Refah Faciası, Birleşik Krallık’tan sipariş edilen dört denizaltı ve dört muhrip gemisini (savaş gemisi) teslim almak üzerine görevlendirilen “Refah” yük gemisinin 1941’de Mersin açıklarında batırılması olayıdır. Faciada; mürettebattan 15 deniz subayı, 16 Hava Harp Okulu öğrencisi, 48 denizaltı subayı, 63 deniz eri ile 25 gemi mürettebatı olmak üzere 167 kişi şehit olmuş ve 32 kişi ise vatana sağ olarak dönmüştür. Bu olay nedeniyle Türkiye, II. Dünya Savaşı’na girmesinden (1945 yılında) 4 yıl önce 168 şehit vermiş. TBMM’deki şiddetli tartışmalar sonucu dönemin Milli Savunma Bakanı Saffet Arıkan ve Ulaştırma Bakanı Cevdet Kerim İncedayı istifa etmiştir. Refah Şilebini kimin batırdığı uzun yıllar boyu halkta gizemini korumuştur. İngiltere, Nazi Almanyası ve İtalya’yı suçlamış. Nazi Almanyası ise kendilerinin ve İtalyanların olayla alakaları olmadığını belirtmiştir.
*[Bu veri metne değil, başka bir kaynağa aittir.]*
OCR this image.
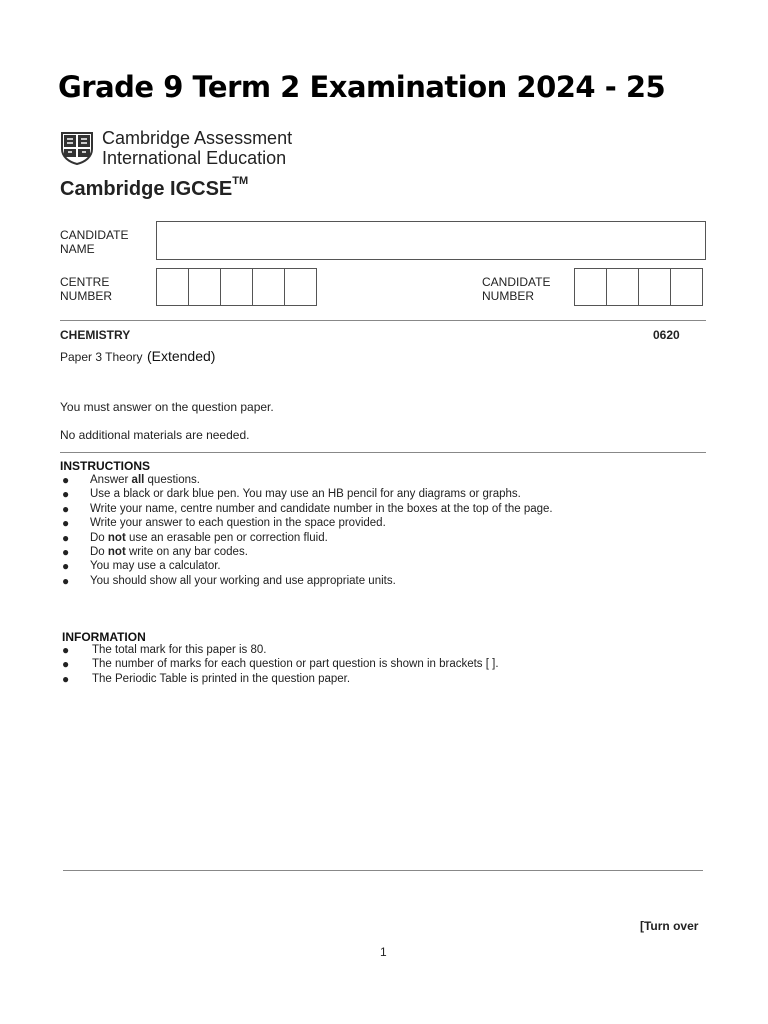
Grade 9 Term 2 Examination 2024 - 25
Cambridge Assessment
International Education
Cambridge IGCSE™
CANDIDATE
NAME
CENTRE
NUMBER
CANDIDATE
NUMBER
CHEMISTRY	0620
Paper 3 Theory (Extended)
You must answer on the question paper.
No additional materials are needed.
INSTRUCTIONS
● Answer all questions.
● Use a black or dark blue pen. You may use an HB pencil for any diagrams or graphs.
● Write your name, centre number and candidate number in the boxes at the top of the page.
● Write your answer to each question in the space provided.
● Do not use an erasable pen or correction fluid.
● Do not write on any bar codes.
● You may use a calculator.
● You should show all your working and use appropriate units.
INFORMATION
● The total mark for this paper is 80.
● The number of marks for each question or part question is shown in brackets [ ].
● The Periodic Table is printed in the question paper.
[Turn over
1
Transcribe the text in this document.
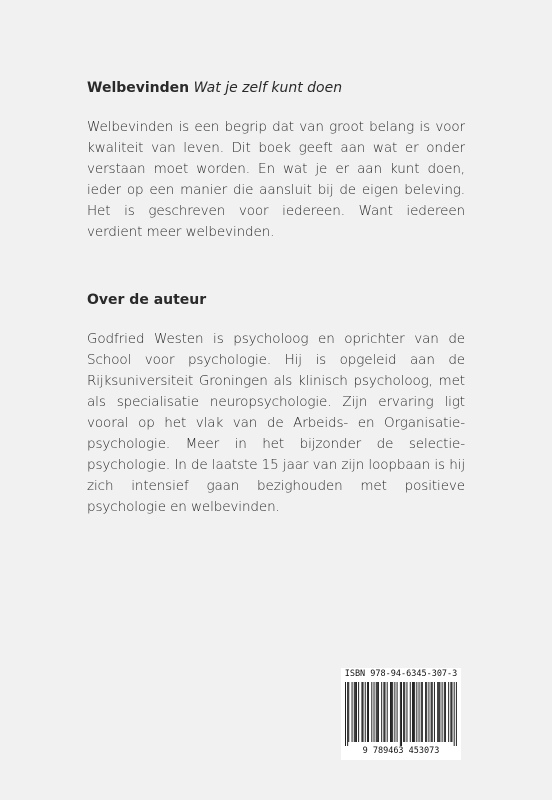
Welbevinden Wat je zelf kunt doen

Welbevinden is een begrip dat van groot belang is voor kwaliteit van leven. Dit boek geeft aan wat er onder verstaan moet worden. En wat je er aan kunt doen, ieder op een manier die aansluit bij de eigen beleving. Het is geschreven voor iedereen. Want iedereen verdient meer welbevinden.

Over de auteur

Godfried Westen is psycholoog en oprichter van de School voor psychologie. Hij is opgeleid aan de Rijksuniversiteit Groningen als klinisch psycholoog, met als specialisatie neuropsychologie. Zijn ervaring ligt vooral op het vlak van de Arbeids- en Organisatie-psychologie. Meer in het bijzonder de selectie-psychologie. In de laatste 15 jaar van zijn loopbaan is hij zich intensief gaan bezighouden met positieve psychologie en welbevinden.

ISBN 978-94-6345-307-3
9 789463 453073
Geminin Vichy Fransasına [1] ait bir denizaltı tarafından torpillendiği, bir Vichy Fransası savaş gemisi tarafından vurulduğu ve İtalyanlar tarafından mıknatıslı mayınlar yerleştirilmek unsuruyla sabote edildiği gibi iddialar ortaya atılmıştır. Kapalı kapılar ardında ise o günlerde faciadan kurtulan Fransız istihbarat subayı Evranos, Geminin Vichy Fransası tarafından bir Mısır gemisi sanılarak torpillendiğini Amiral Sait Halman’a iletmiştir. Ayrıca, sağ kalan bir Türk Yüzbaşısının raporuna göre gündüz vakti bir Fransız uçağı tam üzerlerinden uçmuş ve yardım taleplerini ise görmezden gelmiştir. Vichy Fransası, “Adour” isimli akaryakıt gemisi de dahil olmak üzere 2 gemiyi Haliç Boğazı’nda tazminat olarak Türkiye'ye bırakmıştır.
[1]: (Vichy Fransası, İkinci Dünya Savaşı'nda Almanya'nın Fransa'yı yenmesinden sonra Fransa'nın Vichy kentinde kurulan Fransız hükûmeti.) Refah Faciası hakkında birkaç ilgi çekici bilgi:
Refah Faciasından kurtulan askerlerden biri yıllar sonra Dumlupınar denizaltısında, üçü ise Atılay denizaltısında şehit olmuşlardır.
Refah Faciasında hayatını kaybedenler, olaydan ancak 10 yıl sonra 5795 Sayılı Kanunla şehit sayılmıştır. Ailelerine maaş bağlanması ise 1960’lı yılların ortasını bulmuştur.
Sipariş edilen dört denizaltıdan ikisi Türkiye’ye teslim edilmiş ve diğer ikisine ise İngiliz Hükümeti el koymuştur. El konulan denizaltılardan birisi savaşın bitimiyle teslim edilmiş, diğeri ise Nazi Almanyası tarafından batırılmıştır.